- "Cyrus Tiffany in the Battle of Lake Erie, September 13, 1813," mural by Martyl Schweig Langsdorf
- Born: 1738
- Died: 1818 (aged 79–80)
- Place of burial: At sea
- Allegiance: United States
- Branch: United States Navy
- Conflicts: War of 1812 Battle of Lake Erie; ;

= Cyrus Tiffany =

American sailor (1738–1818)

Cyrus Tiffany (1738–1818), sometimes recorded as Silas Tiffany, was an African-American fifer and sailor who served in the War of 1812 under Oliver Hazard Perry. In the Battle of Lake Erie on September 10, 1813, Tiffany is said to have heroically shielded Perry as they transferred command from the damaged USS Lawrence to the USS Niagara.

==Early life==
It is believed that Tiffany was born in 1738 to Nathan Tiffany and Sarah Harvey and later served in the American Revolutionary War. Tiffany was accomplished at the fife and he may have performed in the tent of George Washington.

He then lived as a free black man in Taunton, Massachusetts with his wife and son. It is in Taunton that he met Oliver Hazard Perry.

==Battle of Lake Erie==

By the time of the War of 1812, Tiffany was an elderly man known as "Old Tiffany" and served as Commodore Perry's personal servant.
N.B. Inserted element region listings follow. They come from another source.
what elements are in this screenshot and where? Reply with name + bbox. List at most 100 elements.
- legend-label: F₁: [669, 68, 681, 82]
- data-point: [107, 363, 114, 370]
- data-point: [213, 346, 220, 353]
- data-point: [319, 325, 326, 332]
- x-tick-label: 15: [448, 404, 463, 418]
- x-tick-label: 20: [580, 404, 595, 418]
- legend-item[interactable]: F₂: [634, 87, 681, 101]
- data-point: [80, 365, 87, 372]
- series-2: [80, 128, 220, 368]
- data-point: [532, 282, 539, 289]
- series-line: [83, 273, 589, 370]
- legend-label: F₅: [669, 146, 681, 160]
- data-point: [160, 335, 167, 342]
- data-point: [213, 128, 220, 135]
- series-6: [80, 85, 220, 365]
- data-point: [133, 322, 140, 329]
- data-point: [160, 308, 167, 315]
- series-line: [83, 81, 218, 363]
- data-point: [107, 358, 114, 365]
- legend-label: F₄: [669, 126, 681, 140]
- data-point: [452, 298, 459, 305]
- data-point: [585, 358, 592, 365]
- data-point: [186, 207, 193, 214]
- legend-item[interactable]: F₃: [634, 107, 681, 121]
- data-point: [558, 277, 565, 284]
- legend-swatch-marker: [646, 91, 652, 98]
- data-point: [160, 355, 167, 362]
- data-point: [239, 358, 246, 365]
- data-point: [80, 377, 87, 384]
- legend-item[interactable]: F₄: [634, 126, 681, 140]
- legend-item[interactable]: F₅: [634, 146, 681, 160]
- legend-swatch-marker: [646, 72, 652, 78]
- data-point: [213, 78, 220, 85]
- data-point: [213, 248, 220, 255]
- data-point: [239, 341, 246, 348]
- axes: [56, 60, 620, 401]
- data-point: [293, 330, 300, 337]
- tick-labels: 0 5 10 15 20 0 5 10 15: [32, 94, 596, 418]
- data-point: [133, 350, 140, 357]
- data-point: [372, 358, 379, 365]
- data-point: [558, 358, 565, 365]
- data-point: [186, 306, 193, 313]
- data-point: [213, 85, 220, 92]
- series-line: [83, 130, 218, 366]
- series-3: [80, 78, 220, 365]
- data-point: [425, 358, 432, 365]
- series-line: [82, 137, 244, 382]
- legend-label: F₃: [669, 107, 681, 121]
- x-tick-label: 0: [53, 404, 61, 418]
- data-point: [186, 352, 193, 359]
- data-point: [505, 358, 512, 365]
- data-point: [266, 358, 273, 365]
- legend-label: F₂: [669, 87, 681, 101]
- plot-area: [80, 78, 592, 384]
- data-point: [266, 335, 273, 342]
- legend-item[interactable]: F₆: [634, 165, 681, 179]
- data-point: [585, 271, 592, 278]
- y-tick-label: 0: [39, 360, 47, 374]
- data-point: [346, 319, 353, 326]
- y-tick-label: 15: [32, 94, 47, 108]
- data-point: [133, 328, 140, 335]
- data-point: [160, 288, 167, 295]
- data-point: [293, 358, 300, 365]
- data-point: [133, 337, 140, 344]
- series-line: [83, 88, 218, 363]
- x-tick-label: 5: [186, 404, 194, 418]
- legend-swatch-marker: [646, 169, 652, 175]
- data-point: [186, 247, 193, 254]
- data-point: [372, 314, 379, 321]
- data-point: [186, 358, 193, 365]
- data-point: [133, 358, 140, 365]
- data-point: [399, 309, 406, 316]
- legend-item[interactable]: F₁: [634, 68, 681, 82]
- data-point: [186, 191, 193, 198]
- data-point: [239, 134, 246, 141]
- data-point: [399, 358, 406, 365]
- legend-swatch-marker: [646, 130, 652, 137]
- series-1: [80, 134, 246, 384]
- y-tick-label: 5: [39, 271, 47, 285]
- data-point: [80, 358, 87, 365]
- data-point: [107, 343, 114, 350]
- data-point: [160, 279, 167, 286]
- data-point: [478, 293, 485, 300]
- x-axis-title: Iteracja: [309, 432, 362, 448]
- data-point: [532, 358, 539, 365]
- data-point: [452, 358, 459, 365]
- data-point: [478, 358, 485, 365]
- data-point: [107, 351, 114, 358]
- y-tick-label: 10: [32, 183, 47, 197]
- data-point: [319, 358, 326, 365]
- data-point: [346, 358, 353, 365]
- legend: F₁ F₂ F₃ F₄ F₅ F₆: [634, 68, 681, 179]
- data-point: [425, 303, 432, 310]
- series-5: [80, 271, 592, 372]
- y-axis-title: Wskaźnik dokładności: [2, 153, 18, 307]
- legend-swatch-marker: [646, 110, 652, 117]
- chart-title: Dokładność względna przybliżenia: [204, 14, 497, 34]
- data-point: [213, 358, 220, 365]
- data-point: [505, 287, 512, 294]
During the tumultuous battle on Lake Erie, Perry commanded Tiffany to stand with a musket on the berth deck and make sure no soldiers avoided fighting by staying below deck.

After staying by Perry's side for the full battle, Tiffany continued to serve with Perry. Some accounts say he stayed with Perry until Perry's death in 1819, while other records show that Tiffany died aboard the USS Java in 1818 and was buried at sea.

It has been estimated that approximately 10 percent of the sailors aboard Perry's ships were black men. Because of their experience in maritime trades, African Americans possessed skills that greatly helped Perry's campaign on Lake Erie. Other black sailors in the battle include Jesse Williams and Newport Hazard, who were both wounded in action. Several others were killed, including Jesse Walls and Isaac Hardy. Those who survived had varying experiences later — Williams was given a silver medal from the state of Pennsylvania for his service, but ship boy Jack Russell had to turn over his prize money to his master George Mason upon returning home.

==Legacy==
Tiffany's actions are rarely mentioned in general tellings of the Battle of Lake Erie. Around 1943, a mural including Tiffany next to Perry was painted by Martyl Langsdorf in the Recorder of Deeds building in Washington, D.C. More recently, scholars such as Henry Louis Gates Jr. and Gene Allen Smith have included him in their research.